Episode 8: We're All Superheroes (with Blessing Mokgohloa & Arka Das)
In a perfect world Miranda Tapsell would be the star of a wildly successful rom-com, or a franchised superhero film. The Frances Ha or Jessica James of Australia, or an Aboriginal Storm in the next edition of X-Men. But in order to be Australia’s favourite romantic lead, Miranda has to write her own feature film because…let’s be honest — lead roles for Aboriginal actors in a rom-com aren’t all that common. But is there a shift afoot?Australian actors Blessing Mokgohloa (who was born in Zimbabwe), and Arka Das (Bangladesh), are increasingly being cast as the “hot guy” and the “best friend” in Australian films and on television. In this funny and honest episode, Miranda and Nakkiah unpack the layers of race and racism in Australia, and consider how TV is (or is not) reflecting their lived experience. And they explore the differences between the black immigrant experience and the black Indigenous experience. Is there a point of connection, or just layers of difference and hardship?
Episode 7: It May Take A Woman To Lead The Fight (with Sarain Fox)
Nakkiah and Miranda talk about race even when they’re not talking about race. It permeates their daily experience. Across the first season of Pretty For An Aboriginal, Nakkiah and Miranda have talked a lot about how important African American culture is to young Aboriginal people. Across TV, music, film and social media, it validates and makes visible much of their experience — the experience of being part of a community that continually battles subtle (and overt) societal and institutional racism. But the First Nations’ network is also a strong, important community that in North America especially is carving out new spaces for protest and political change. And much of it is being lead by young, social media-savvy warriors. In this episode Nakkiah and Miranda talk to Anishinaabe TV host, dancer and advocate Sarain Fox about the lessons learnt from the past 18 months of social and live activism, and the new wave of young Aboriginal women who are leading protest movements in Australia and North America.

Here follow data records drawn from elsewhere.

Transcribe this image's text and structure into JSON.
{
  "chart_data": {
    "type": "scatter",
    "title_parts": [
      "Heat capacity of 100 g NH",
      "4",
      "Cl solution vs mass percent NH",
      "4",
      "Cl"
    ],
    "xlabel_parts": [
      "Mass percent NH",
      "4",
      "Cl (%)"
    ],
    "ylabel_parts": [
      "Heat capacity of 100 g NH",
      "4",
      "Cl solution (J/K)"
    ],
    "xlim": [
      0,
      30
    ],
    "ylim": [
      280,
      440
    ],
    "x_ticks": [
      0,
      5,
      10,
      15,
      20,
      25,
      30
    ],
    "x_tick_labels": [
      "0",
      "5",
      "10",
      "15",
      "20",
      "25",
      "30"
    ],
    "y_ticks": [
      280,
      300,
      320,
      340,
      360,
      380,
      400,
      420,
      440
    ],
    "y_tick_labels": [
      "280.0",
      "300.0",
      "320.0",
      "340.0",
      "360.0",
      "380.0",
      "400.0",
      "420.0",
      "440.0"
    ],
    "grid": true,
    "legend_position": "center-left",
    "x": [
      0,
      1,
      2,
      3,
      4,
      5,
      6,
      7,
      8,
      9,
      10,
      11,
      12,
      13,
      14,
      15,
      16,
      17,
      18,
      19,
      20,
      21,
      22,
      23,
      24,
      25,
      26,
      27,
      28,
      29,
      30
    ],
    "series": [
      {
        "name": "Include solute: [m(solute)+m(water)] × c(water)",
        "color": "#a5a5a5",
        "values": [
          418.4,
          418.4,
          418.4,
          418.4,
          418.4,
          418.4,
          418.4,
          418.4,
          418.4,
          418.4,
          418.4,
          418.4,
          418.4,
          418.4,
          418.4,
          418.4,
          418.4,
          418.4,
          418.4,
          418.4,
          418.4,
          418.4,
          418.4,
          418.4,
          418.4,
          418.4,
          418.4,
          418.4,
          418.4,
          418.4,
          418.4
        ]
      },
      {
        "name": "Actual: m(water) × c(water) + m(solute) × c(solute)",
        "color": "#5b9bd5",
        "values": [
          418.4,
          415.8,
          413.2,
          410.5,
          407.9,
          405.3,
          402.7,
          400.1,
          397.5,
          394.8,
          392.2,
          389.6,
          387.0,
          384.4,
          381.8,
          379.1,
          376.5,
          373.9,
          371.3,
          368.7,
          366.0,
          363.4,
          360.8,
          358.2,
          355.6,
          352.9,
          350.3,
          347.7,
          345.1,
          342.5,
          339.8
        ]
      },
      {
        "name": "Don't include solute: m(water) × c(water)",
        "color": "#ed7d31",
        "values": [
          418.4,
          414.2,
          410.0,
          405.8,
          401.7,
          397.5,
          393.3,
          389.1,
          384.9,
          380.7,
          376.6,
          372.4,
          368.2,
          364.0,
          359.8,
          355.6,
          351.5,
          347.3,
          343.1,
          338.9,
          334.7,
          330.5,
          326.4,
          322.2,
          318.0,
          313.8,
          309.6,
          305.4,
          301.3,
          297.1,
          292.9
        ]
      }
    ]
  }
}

Epiosde 6: What U Say? (with Shari Sebbens)
In this episode Nakkiah and Miranda talk to acclaimed stage and screen actor Shari Sebbens about code switching, why Taika Waititi is the mentor aspiring filmmakers of colour need, and why accents are such strong signifiers of race. They each have funny and confronting personal stories regarding assumptions made about race and cultural identity on the basis of accent. They’ll discuss what accents tell us about current societal hierarchies in Australia. Is the ability to change one’s accent a source of freedom? And what do you risk losing if you can and do sink into another voice?